Do I need specific tax wrappers?
- Do I absolutely need life insurance / PER / PEA for this pocket, or is a standard brokerage account acceptable here?
In practice:
- if you want a turnkey life‑insurance contract and do not want to touch implementation, a robo‑advisor makes sense;
- if you mainly want to see clearly across all your accounts, an aggregator like Finary is very well suited;
- if you want to understand, test strategies, keep control over execution and pay a software‑style subscription, a quantitative platform like Bubble is more aligned.
8. In summary
The market is no longer just “traditional bank vs robo‑advisor”.
Three broad families now coexist:
Traditional robo‑advisors (Yomoni, Nalo, etc.)
- you delegate management and custody;
- you pay percentage‑based fees on assets;
- you prioritise convenience and tax wrappers.

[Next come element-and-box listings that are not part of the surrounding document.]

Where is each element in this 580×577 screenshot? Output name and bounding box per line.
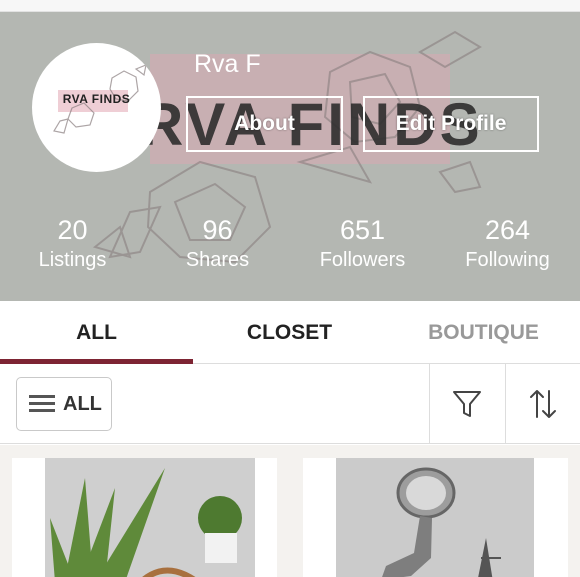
stat-listings[interactable]: 20 Listings [0, 213, 145, 273]
mirror-photo-art [336, 458, 534, 577]
stat-value: 264 [484, 215, 531, 245]
stat-following[interactable]: 264 Following [435, 213, 580, 273]
filter-icon [453, 391, 481, 417]
avatar-rose-art [53, 64, 147, 134]
menu-icon [29, 395, 55, 413]
listing-card[interactable] [12, 458, 277, 577]
listing-photo[interactable] [45, 458, 255, 577]
avatar-brand-text: RVA FINDS [62, 92, 131, 106]
filter-button[interactable] [430, 364, 504, 444]
about-button[interactable]: About [186, 96, 343, 152]
stat-value: 651 [339, 215, 386, 245]
plant-photo-art [45, 458, 255, 577]
tab-all[interactable]: ALL [0, 301, 193, 364]
edit-profile-button[interactable]: Edit Profile [363, 96, 539, 152]
sort-button[interactable] [506, 364, 580, 444]
stat-value: 20 [57, 215, 88, 245]
listing-card[interactable] [303, 458, 568, 577]
category-menu-button[interactable]: ALL [16, 377, 112, 431]
category-menu-label: ALL [63, 392, 102, 415]
stat-label: Followers [319, 249, 406, 271]
avatar[interactable]: RVA FINDS [32, 43, 161, 172]
tab-closet[interactable]: CLOSET [193, 301, 386, 364]
closet-tabs: ALL CLOSET BOUTIQUE [0, 301, 580, 364]
filter-bar: ALL [0, 364, 580, 444]
stat-label: Listings [38, 249, 107, 271]
listing-photo[interactable] [336, 458, 534, 577]
stat-label: Following [465, 249, 550, 271]
stat-followers[interactable]: 651 Followers [290, 213, 435, 273]
stat-value: 96 [202, 215, 233, 245]
top-status-strip [0, 0, 580, 12]
stat-label: Shares [185, 249, 250, 271]
tab-boutique[interactable]: BOUTIQUE [387, 301, 580, 364]
profile-display-name: Rva F [194, 50, 261, 78]
stat-shares[interactable]: 96 Shares [145, 213, 290, 273]
listing-grid [0, 445, 580, 577]
sort-icon [530, 390, 556, 418]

Aggregators / wealth copilots (Finary, etc.)
- you centralise the view of your accounts;
- you monitor allocation, fees, and performance;
- you keep control over decisions, with better information.
Quantitative decision‑support platforms (Bubble and others)
- you keep brokerage accounts in your name;
- you pay fixed fees for access to tools and methodology;
- you prioritise transparency, understanding, and control.
All three models have a place.
The key is to know what kind of relationship you want with your investments:
- a delegation relationship;
- a dashboard and tracking relationship;
- or a quantitative copilot relationship.
Once that is clear, comparing fees, features, and user experience across specific players becomes much easier.